As to the critics and the cynics who are beginning to stick their heads out–I am sure there will be many more later–who are already bitching (excuse my English) why things aren't going like clockwork: Pardon me, but endeavors of this magnitude don't go smoothly under perfect conditions. Now, add to the earthquake disaster and destruction itself, the pouring of help into a single badly damaged airport from a fifty or more different nations, hundreds of organizations (there were already 10,000 nongovernmental organizations working in Haiti) and thousands of people, and the melding and coordinating of these efforts and people, the urgency involved, the lack of communications and totally collapsed infrastructure, the fact that half the government got killed or injured, along with their facilities destroyed and is thus barely functioning, the desperation of the people, frantic rescue efforts running against the clock, the security concerns (looting, possible riots, violence, lawlessness, authority pretty much broken down, potential anarchy, etc., etc), the fact that the port was destroyed, the fact that a lot of aid and relief has to come overland through the Dominican Republic ( a tortuous 12-28 hour journey), the possibility of disease, the fact that over a hundred thousand people may have perished and potentially millions are or will be homeless, etc, etc., excuse me if some of the aircraft are not getting in and out “on schedule,” excuse me if things have not gone very smoothly.
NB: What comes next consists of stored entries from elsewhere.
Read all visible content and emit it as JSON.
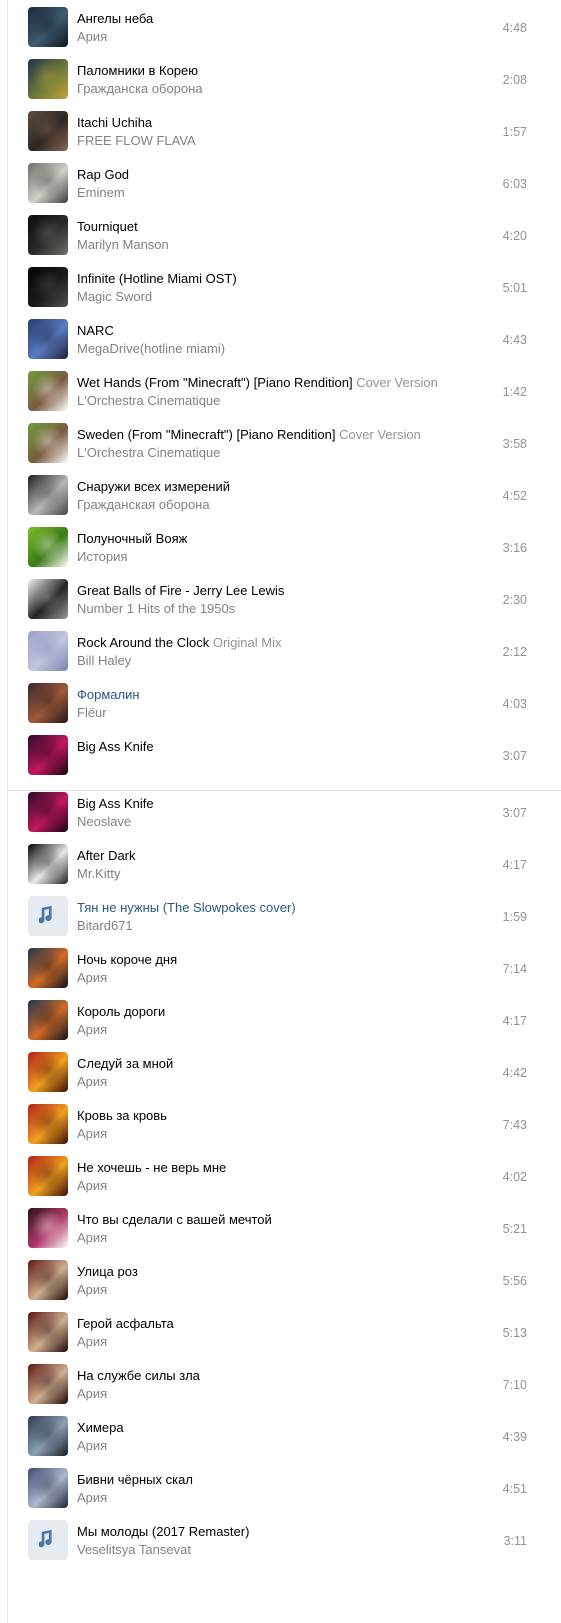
{
  "playlist_top": [
    {
      "title": "Ангелы неба",
      "subtitle": "",
      "artist": "Ария",
      "duration": "4:48",
      "cover": {
        "placeholder": false,
        "colors": [
          "#1b2735",
          "#3e5c72",
          "#0d131a"
        ]
      }
    },
    {
      "title": "Паломники в Корею",
      "subtitle": "",
      "artist": "Гражданска оборона",
      "duration": "2:08",
      "cover": {
        "placeholder": false,
        "colors": [
          "#23324a",
          "#6a7b3a",
          "#c7a236"
        ]
      }
    },
    {
      "title": "Itachi Uchiha",
      "subtitle": "",
      "artist": "FREE FLOW FLAVA",
      "duration": "1:57",
      "cover": {
        "placeholder": false,
        "colors": [
          "#5b4d42",
          "#2e2622",
          "#8a6a55"
        ]
      }
    },
    {
      "title": "Rap God",
      "subtitle": "",
      "artist": "Eminem",
      "duration": "6:03",
      "cover": {
        "placeholder": false,
        "colors": [
          "#6e6d68",
          "#d0cfc8",
          "#3a3a38"
        ]
      }
    },
    {
      "title": "Tourniquet",
      "subtitle": "",
      "artist": "Marilyn Manson",
      "duration": "4:20",
      "cover": {
        "placeholder": false,
        "colors": [
          "#0a0a0a",
          "#2d2b29",
          "#75706a"
        ]
      }
    },
    {
      "title": "Infinite (Hotline Miami OST)",
      "subtitle": "",
      "artist": "Magic Sword",
      "duration": "5:01",
      "cover": {
        "placeholder": false,
        "colors": [
          "#050505",
          "#1a1a1a",
          "#535353"
        ]
      }
    },
    {
      "title": "NARC",
      "subtitle": "",
      "artist": "MegaDrive(hotline miami)",
      "duration": "4:43",
      "cover": {
        "placeholder": false,
        "colors": [
          "#27396a",
          "#5a7cc0",
          "#1a1f3a"
        ]
      }
    },
    {
      "title": "Wet Hands (From \"Minecraft\") [Piano Rendition]",
      "subtitle": "Cover Version",
      "artist": "L'Orchestra Cinematique",
      "duration": "1:42",
      "cover": {
        "placeholder": false,
        "colors": [
          "#6f9d3a",
          "#7b5a3e",
          "#ffffff"
        ]
      }
    },
    {
      "title": "Sweden (From \"Minecraft\") [Piano Rendition]",
      "subtitle": "Cover Version",
      "artist": "L'Orchestra Cinematique",
      "duration": "3:58",
      "cover": {
        "placeholder": false,
        "colors": [
          "#6f9d3a",
          "#7b5a3e",
          "#ffffff"
        ]
      }
    },
    {
      "title": "Снаружи всех измерений",
      "subtitle": "",
      "artist": "Гражданская оборона",
      "duration": "4:52",
      "cover": {
        "placeholder": false,
        "colors": [
          "#1c1c1c",
          "#b8b8b8",
          "#444444"
        ]
      }
    },
    {
      "title": "Полуночный Вояж",
      "subtitle": "",
      "artist": "История",
      "duration": "3:16",
      "cover": {
        "placeholder": false,
        "colors": [
          "#7fbd2a",
          "#3b7a13",
          "#ffffff"
        ]
      }
    },
    {
      "title": "Great Balls of Fire - Jerry Lee Lewis",
      "subtitle": "",
      "artist": "Number 1 Hits of the 1950s",
      "duration": "2:30",
      "cover": {
        "placeholder": false,
        "colors": [
          "#f4f4f4",
          "#222222",
          "#9a9a9a"
        ]
      }
    },
    {
      "title": "Rock Around the Clock",
      "subtitle": "Original Mix",
      "artist": "Bill Haley",
      "duration": "2:12",
      "cover": {
        "placeholder": false,
        "colors": [
          "#9aa0c8",
          "#c2c6e0",
          "#7b80ad"
        ]
      }
    },
    {
      "title": "Формалин",
      "subtitle": "",
      "artist": "Flëur",
      "duration": "4:03",
      "cover": {
        "placeholder": false,
        "colors": [
          "#3a2a2a",
          "#a05a3a",
          "#1e1414"
        ]
      },
      "linked": true
    },
    {
      "title": "Big Ass Knife",
      "subtitle": "",
      "artist": "",
      "duration": "3:07",
      "cover": {
        "placeholder": false,
        "colors": [
          "#2a0a2a",
          "#c2185b",
          "#120412"
        ]
      }
    }
  ],
  "playlist_bottom": [
    {
      "title": "Big Ass Knife",
      "subtitle": "",
      "artist": "Neoslave",
      "duration": "3:07",
      "cover": {
        "placeholder": false,
        "colors": [
          "#2a0a2a",
          "#c2185b",
          "#120412"
        ]
      }
    },
    {
      "title": "After Dark",
      "subtitle": "",
      "artist": "Mr.Kitty",
      "duration": "4:17",
      "cover": {
        "placeholder": false,
        "colors": [
          "#000000",
          "#e8e8e8",
          "#202020"
        ]
      }
    },
    {
      "title": "Тян не нужны (The Slowpokes cover)",
      "subtitle": "",
      "artist": "Bitard671",
      "duration": "1:59",
      "cover": {
        "placeholder": true,
        "colors": [
          "#e5ebf1",
          "#aab8ce",
          "#ffffff"
        ]
      },
      "linked": true
    },
    {
      "title": "Ночь короче дня",
      "subtitle": "",
      "artist": "Ария",
      "duration": "7:14",
      "cover": {
        "placeholder": false,
        "colors": [
          "#1b3552",
          "#d26a24",
          "#0b1420"
        ]
      }
    },
    {
      "title": "Король дороги",
      "subtitle": "",
      "artist": "Ария",
      "duration": "4:17",
      "cover": {
        "placeholder": false,
        "colors": [
          "#1b3552",
          "#d26a24",
          "#0b1420"
        ]
      }
    },
    {
      "title": "Следуй за мной",
      "subtitle": "",
      "artist": "Ария",
      "duration": "4:42",
      "cover": {
        "placeholder": false,
        "colors": [
          "#b21f1a",
          "#f0a020",
          "#3a0b08"
        ]
      }
    },
    {
      "title": "Кровь за кровь",
      "subtitle": "",
      "artist": "Ария",
      "duration": "7:43",
      "cover": {
        "placeholder": false,
        "colors": [
          "#b21f1a",
          "#f0a020",
          "#3a0b08"
        ]
      }
    },
    {
      "title": "Не хочешь - не верь мне",
      "subtitle": "",
      "artist": "Ария",
      "duration": "4:02",
      "cover": {
        "placeholder": false,
        "colors": [
          "#b21f1a",
          "#f0a020",
          "#3a0b08"
        ]
      }
    },
    {
      "title": "Что вы сделали с вашей мечтой",
      "subtitle": "",
      "artist": "Ария",
      "duration": "5:21",
      "cover": {
        "placeholder": false,
        "colors": [
          "#2a1020",
          "#b03a6a",
          "#ffffff"
        ]
      }
    },
    {
      "title": "Улица роз",
      "subtitle": "",
      "artist": "Ария",
      "duration": "5:56",
      "cover": {
        "placeholder": false,
        "colors": [
          "#5a1410",
          "#d0b090",
          "#1c0504"
        ]
      }
    },
    {
      "title": "Герой асфальта",
      "subtitle": "",
      "artist": "Ария",
      "duration": "5:13",
      "cover": {
        "placeholder": false,
        "colors": [
          "#5a1410",
          "#d0b090",
          "#1c0504"
        ]
      }
    },
    {
      "title": "На службе силы зла",
      "subtitle": "",
      "artist": "Ария",
      "duration": "7:10",
      "cover": {
        "placeholder": false,
        "colors": [
          "#5a1410",
          "#d0b090",
          "#1c0504"
        ]
      }
    },
    {
      "title": "Химера",
      "subtitle": "",
      "artist": "Ария",
      "duration": "4:39",
      "cover": {
        "placeholder": false,
        "colors": [
          "#2e3a4a",
          "#8aa0b4",
          "#151b22"
        ]
      }
    },
    {
      "title": "Бивни чёрных скал",
      "subtitle": "",
      "artist": "Ария",
      "duration": "4:51",
      "cover": {
        "placeholder": false,
        "colors": [
          "#3a4a6e",
          "#b0b8d0",
          "#1a2238"
        ]
      }
    },
    {
      "title": "Мы молоды (2017 Remaster)",
      "subtitle": "",
      "artist": "Veselitsya Tansevat",
      "duration": "3:11",
      "cover": {
        "placeholder": true,
        "colors": [
          "#e5ebf1",
          "#aab8ce",
          "#ffffff"
        ]
      }
    }
  ]
}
Hopefully they will be more to the critics’ satisfaction in a few days. Maybe, maybe not.
However, I still thank from the bottom of my heart all those, without exception, on the ground there who are working their butts off to help the Haitians, many risking their health and possibly their lives, while we back home from our comfortable couches can criticize and bitch why the water or the food or the medicines are not getting to those in need fast enough.